Toronto encara os trabalhos de retirada de neve após a maior nevasca já registrada na cidade. A massa de neve cobriu parte da cidade com quase 60 cm, levando ao cancelamento de mais de 500 voos no domingo.
Pouco antes, o aeroporto principal da cidade foi isolado pela neve, e mais de 88,2 cm de neve se acumularam neste mês em Pearson, o janeiro mais nevoso desde o início de registros em 1937. Vias e áreas residenciais ficaram sob o acúmulo.
As autoridades esperam que a remoção demore vários dias. A gestão municipal prioriza vias principais; ruas e calçadas devem demorar ainda a ser liberadas.

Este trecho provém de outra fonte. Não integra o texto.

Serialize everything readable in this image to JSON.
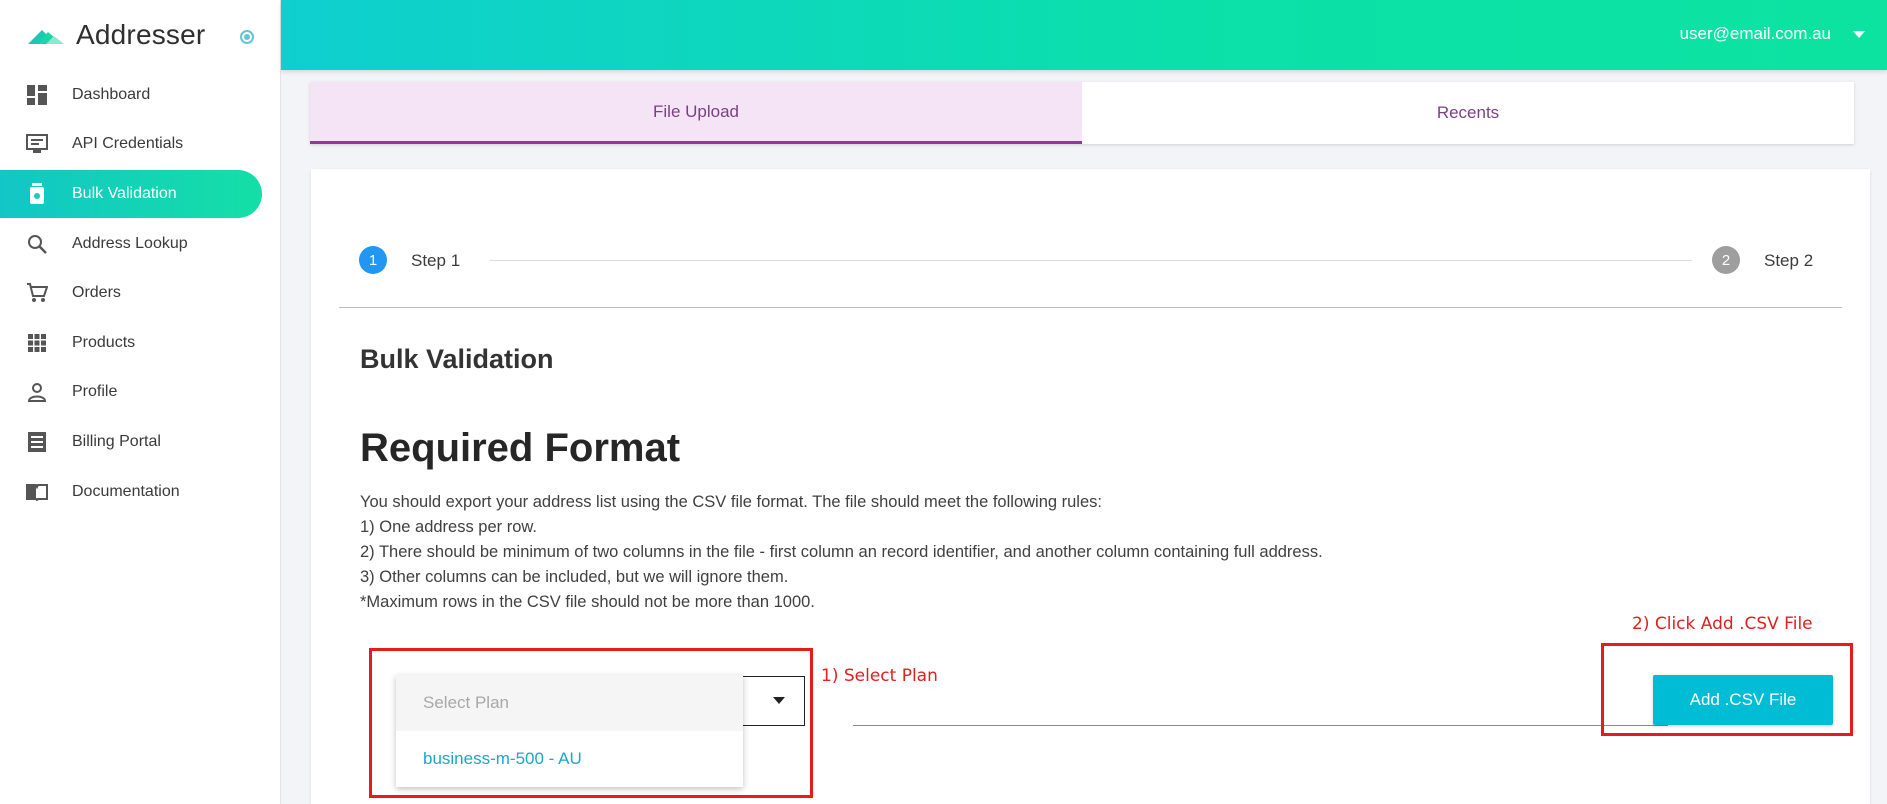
{
  "app": {
    "name": "Addresser"
  },
  "sidebar": {
    "items": [
      {
        "label": "Dashboard",
        "icon": "dashboard-icon"
      },
      {
        "label": "API Credentials",
        "icon": "api-credentials-icon"
      },
      {
        "label": "Bulk Validation",
        "icon": "bulk-validation-icon",
        "active": true
      },
      {
        "label": "Address Lookup",
        "icon": "search-icon"
      },
      {
        "label": "Orders",
        "icon": "cart-icon"
      },
      {
        "label": "Products",
        "icon": "grid-icon"
      },
      {
        "label": "Profile",
        "icon": "person-icon"
      },
      {
        "label": "Billing Portal",
        "icon": "receipt-icon"
      },
      {
        "label": "Documentation",
        "icon": "book-icon"
      }
    ]
  },
  "header": {
    "user_email": "user@email.com.au"
  },
  "tabs": [
    {
      "label": "File Upload",
      "active": true
    },
    {
      "label": "Recents",
      "active": false
    }
  ],
  "stepper": {
    "steps": [
      {
        "number": "1",
        "label": "Step 1",
        "active": true
      },
      {
        "number": "2",
        "label": "Step 2",
        "active": false
      }
    ]
  },
  "main": {
    "section_title": "Bulk Validation",
    "format_title": "Required Format",
    "rules": [
      "You should export your address list using the CSV file format. The file should meet the following rules:",
      "1) One address per row.",
      "2) There should be minimum of two columns in the file - first column an record identifier, and another column containing full address.",
      "3) Other columns can be included, but we will ignore them.",
      "*Maximum rows in the CSV file should not be more than 1000."
    ],
    "plan_select": {
      "placeholder": "Select Plan",
      "options": [
        "business-m-500 - AU"
      ]
    },
    "add_csv_label": "Add .CSV File"
  },
  "annotations": {
    "select_plan": "1) Select Plan",
    "add_csv": "2) Click Add .CSV File",
    "color": "#e81b1b"
  },
  "colors": {
    "accent_gradient_start": "#0fcfcf",
    "accent_gradient_end": "#0be1a8",
    "tab_active_bg": "#f5e4f5",
    "tab_text": "#7b3f86",
    "button": "#00bcd4",
    "step_active": "#2196f3",
    "step_inactive": "#9e9e9e"
  }
}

O tráfego de ônibus, mais de 1 milhão de usuários diários, teve atrasos e paralisações generalizadas.
Impacto no transporte público
- O sistema de transporte de Toronto registrou múltiplos atrasos e interrupções, com trilhos de metrô e dos bondes comprometidos por debaixo de camadas de neve.
- Um bonde descarrilou em uma rota principal, e trechos acima do solo ficaram com acúmulo de neve, dificultando a operação.
- Em áreas vizinhas, ocorrências de colisões cresceram, com mais de 430 acidentes na cidade e cerca de 200 ao redor, incluindo uma fatalidade.
Contexto meteorológico
O temporal atingiu grande parte da América do Norte neste fim de semana. O meteorologista Bill Coulter explicou que a posição de Toronto às margens do Lago Ontario favoreceu o acúmulo extremo, causado pela convergência de ar ártico com umidade tropical. O panorama foi diferente do previsto, segundo especialistas, resultando em uma “nevasca monstruosa” para a região.